Many in the movement find the quest for gay marriage as a misprioritization (see Chaucey and TPM): It is
an attack on one of the most sacred of institutions in the public imagination, and unlikely to be the
movements top priority. Fighting hate crime, employer discrimination, pressing for health care may all be
more important

Strategy:

If we believe that homosexuals only make up 10% of the population, they are disadvantaged in the
political arena. Need straight support. Given the diffuseness and invisibility of homosexuals, the
movement is disadvantaged when trying to mobilize mass support. Not concentrated, so little political
pressure, and lots of individuals can opt out of active discrimination by remaining in the closet.

Interest group model - lobby a dew politicians and allow for incremental policy change. In an interest
group setting, this can be an advantage. Homosexuals in politics, and on boards can help shift policy.
Opposition politicians are unlikely to gain huge traction opposing increments and thus if the medium
legislator is sympathetic, the movement can push forward change (see the National G and L Taskforce)

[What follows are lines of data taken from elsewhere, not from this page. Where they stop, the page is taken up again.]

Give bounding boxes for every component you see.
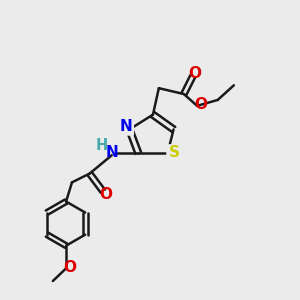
Text: S: S — [169, 146, 180, 160]
Text: O: O — [189, 66, 202, 81]
Text: N: N — [105, 146, 118, 160]
Text: N: N — [119, 119, 132, 134]
Text: O: O — [99, 187, 112, 202]
Text: N: N — [120, 119, 133, 134]
Text: O: O — [194, 97, 207, 112]
Text: S: S — [167, 146, 178, 160]
Text: H: H — [95, 138, 107, 153]
Text: O: O — [63, 260, 76, 275]
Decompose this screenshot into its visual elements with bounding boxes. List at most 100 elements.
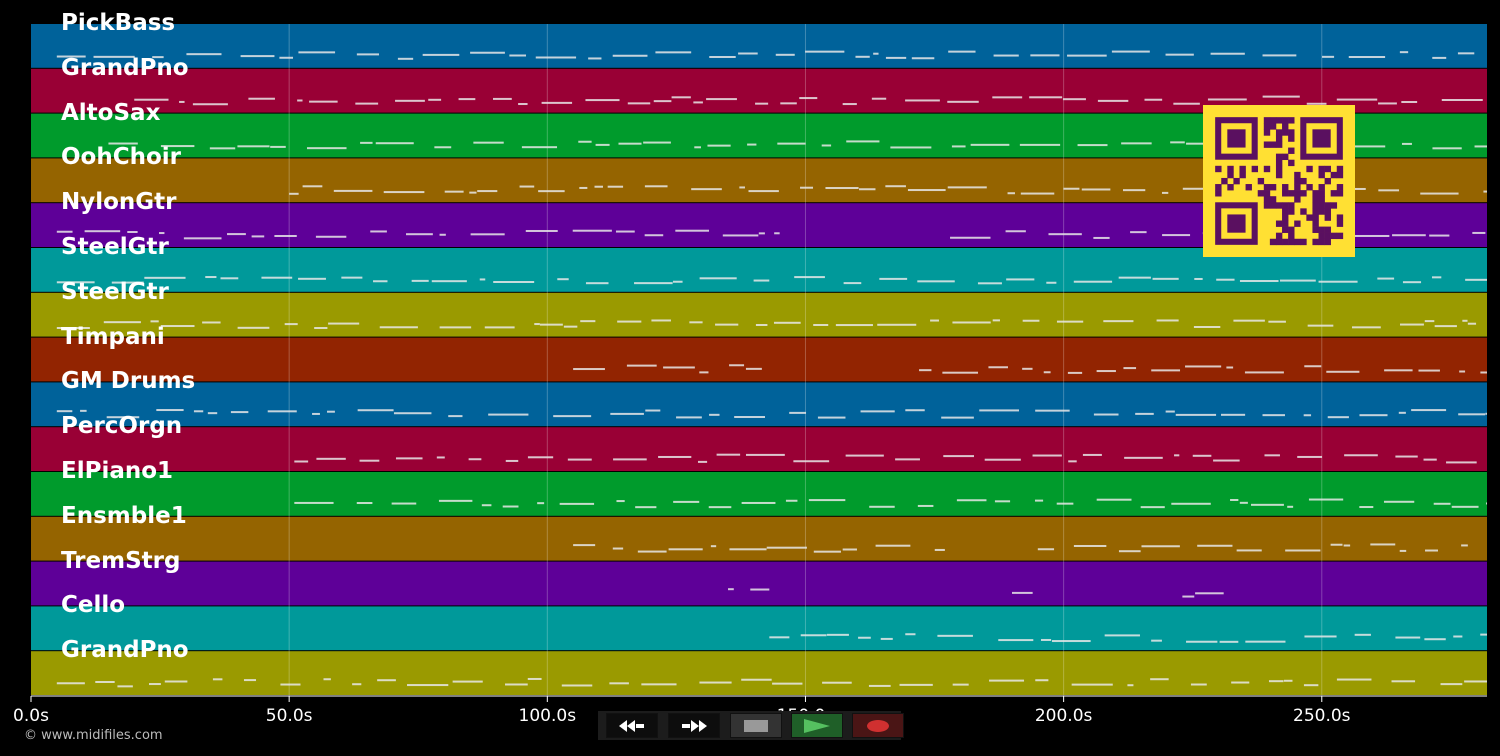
note [1268,320,1286,323]
fast-forward-button[interactable] [668,713,720,738]
note [634,282,673,285]
note [56,410,73,413]
track-label: Timpani [61,323,165,350]
track-label: AltoSax [61,99,161,126]
note [1165,53,1194,56]
note [588,57,602,60]
note [1239,501,1248,504]
note [805,50,845,53]
note [859,188,876,191]
track-label: SteelGtr [61,234,169,260]
note [1425,549,1438,552]
note [858,636,871,639]
note [1268,680,1284,683]
note [563,325,578,328]
note [207,412,218,415]
qr-code [1203,105,1355,257]
note [998,639,1034,642]
note [356,502,373,505]
note [860,410,895,413]
note [1303,414,1312,417]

When the movement presses for goals at odds with the general pop, they risk awakening widespread
opposition. Some have argued that marriage was pushed by the courts and a few plaintiffs. Perhaps
‘hijacked’ the coherent strategy.

When gay rights are an open political question, the movement will tend to lose. The Moral Majority tends
to be better organized, and more able to overcome collective action problems.
- Note that gay rights movements tend to lose when faced with ballot initiatives (see Arkansas 2008, on
single adoption, Prop 8 etc)
- Opposition is often REACTIVE. A large controversy allows groups like Focus on the Family and the
Christian Coalition to mobilize support. Citizens are generally apathetic, but can be awoken with a
moral campaign.
- Opposition gets more money, more airtime and with those resources can build the capital to be
proactive. For example, when Civil Unions were first mooted in the US, Janet Folger of the Centre to
Reclaim America, was able to push a preemptive ‘No Special Rights’ platform (and won ballot
initiatives in Colorado 1992 and Idaho 1994).

Reasons to push marriage?

- To use a Milosovic phrase: Facts on the Ground Change - as people come to realize that their marriages
aren’t devalued, and the masses stop caring, the change becomes normalized.
- There may be other causes lost, but they need not be seen as more important. Marriage can change
redefine the centre - as the new reference point. It makes other changes follow naturally
- Some people want it, and it largely isn’t coercive.